Jared: It was surprising to see the way they handled this section of the debate. King initially made an attempt to reach across the isle, saying that it’s all of our “shared destiny” to figure out a solution to the problem of undocumented immigrants. Smucker agreed with this idea, but then went into talking about the wall and the need to stop undocumented immigration through the southern border. King said that the idea of a wall is just a “political pawn used to divide us.” Depending on what side you are on, approving of the wall means that either you want drugs and rapists to come over the border, or that you are a heartless monster who doesn’t want to take in any refugees. There is a bigger issue in the immigration debate than just putting up a physical barricade next to Mexico.
Mickayla: Unless you’re Native American, you’re an immigrant. It doesn’t matter what your race or nationality is. Smucker’s claims of less-regulated borders leading to more drugs and human traffickers is insulting to the many amazing immigrants who have called the United States their home. Multiple times, Smucker tried invalidating King’s argument by saying that she wants to dismantle the Immigration & Customs Enforcement, to which she replied that she never implied such a thing. Immigration is a touchy subject: people who think like you are the only right ones, and people who don’t think like you are wrong. All the Smucker/King debate answered about their stances was that they disagreed on most things, but agreed that families should not be separated at the border.
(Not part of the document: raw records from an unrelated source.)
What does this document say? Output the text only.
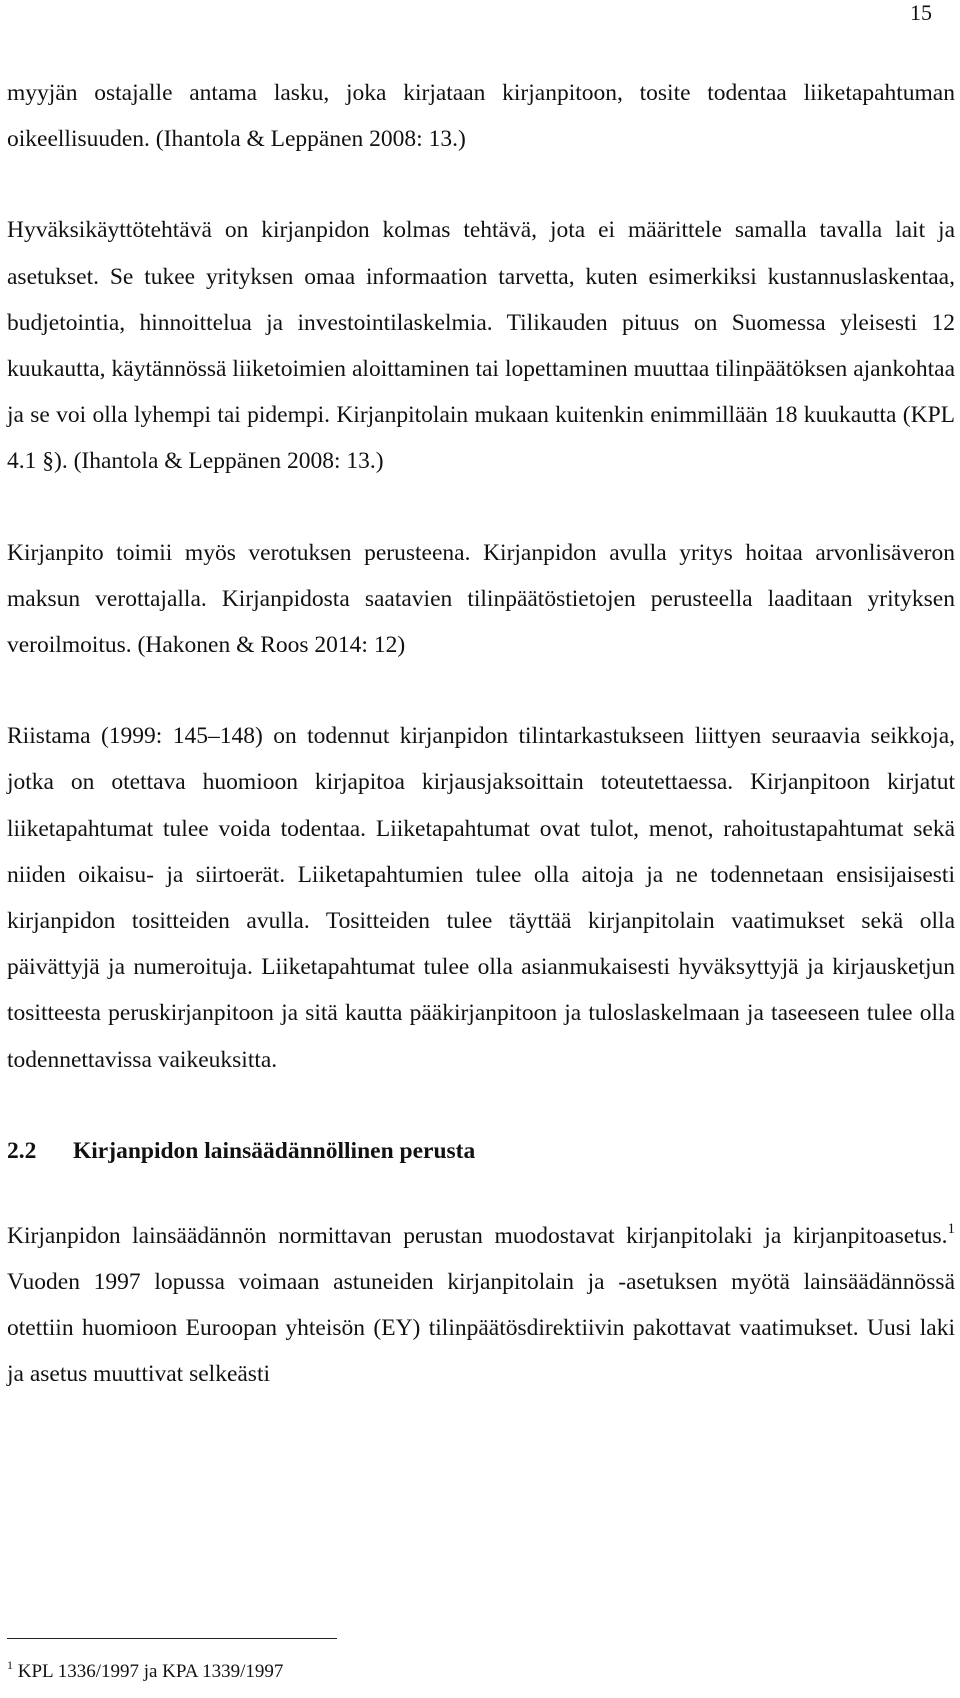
15

myyjän ostajalle antama lasku, joka kirjataan kirjanpitoon, tosite todentaa liiketapahtuman oikeellisuuden. (Ihantola & Leppänen 2008: 13.)

Hyväksikäyttötehtävä on kirjanpidon kolmas tehtävä, jota ei määrittele samalla tavalla lait ja asetukset. Se tukee yrityksen omaa informaation tarvetta, kuten esimerkiksi kustannuslaskentaa, budjetointia, hinnoittelua ja investointilaskelmia. Tilikauden pituus on Suomessa yleisesti 12 kuukautta, käytännössä liiketoimien aloittaminen tai lopettaminen muuttaa tilinpäätöksen ajankohtaa ja se voi olla lyhempi tai pidempi. Kirjanpitolain mukaan kuitenkin enimmillään 18 kuukautta (KPL 4.1 §). (Ihantola & Leppänen 2008: 13.)

Kirjanpito toimii myös verotuksen perusteena. Kirjanpidon avulla yritys hoitaa arvonlisäveron maksun verottajalla. Kirjanpidosta saatavien tilinpäätöstietojen perusteella laaditaan yrityksen veroilmoitus. (Hakonen & Roos 2014: 12)

Riistama (1999: 145–148) on todennut kirjanpidon tilintarkastukseen liittyen seuraavia seikkoja, jotka on otettava huomioon kirjapitoa kirjausjaksoittain toteutettaessa. Kirjanpitoon kirjatut liiketapahtumat tulee voida todentaa. Liiketapahtumat ovat tulot, menot, rahoitustapahtumat sekä niiden oikaisu- ja siirtoerät. Liiketapahtumien tulee olla aitoja ja ne todennetaan ensisijaisesti kirjanpidon tositteiden avulla. Tositteiden tulee täyttää kirjanpitolain vaatimukset sekä olla päivättyjä ja numeroituja. Liiketapahtumat tulee olla asianmukaisesti hyväksyttyjä ja kirjausketjun tositteesta peruskirjanpitoon ja sitä kautta pääkirjanpitoon ja tuloslaskelmaan ja taseeseen tulee olla todennettavissa vaikeuksitta.

2.2 Kirjanpidon lainsäädännöllinen perusta

Kirjanpidon lainsäädännön normittavan perustan muodostavat kirjanpitolaki ja kirjanpitoasetus.$^1$ Vuoden 1997 lopussa voimaan astuneiden kirjanpitolain ja -asetuksen myötä lainsäädännössä otettiin huomioon Euroopan yhteisön (EY) tilinpäätösdirektiivin pakottavat vaatimukset. Uusi laki ja asetus muuttivat selkeästi

$^1$ KPL 1336/1997 ja KPA 1339/1997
The debate ended with Barbara Hough Roda reminding the audience that the deadline to register to vote is Tuesday, Oct. 9. As the room was emptying, conversations about the debate topics started up between those leaving. They were talking about how each candidate did and were connecting with each other over their preferred candidate. After Roda ended the debate, a large portion of the audience erupted into a chant for King, chanting “Jess! Jess! Jess!”
If that doesn’t sum up the debate, nothing will.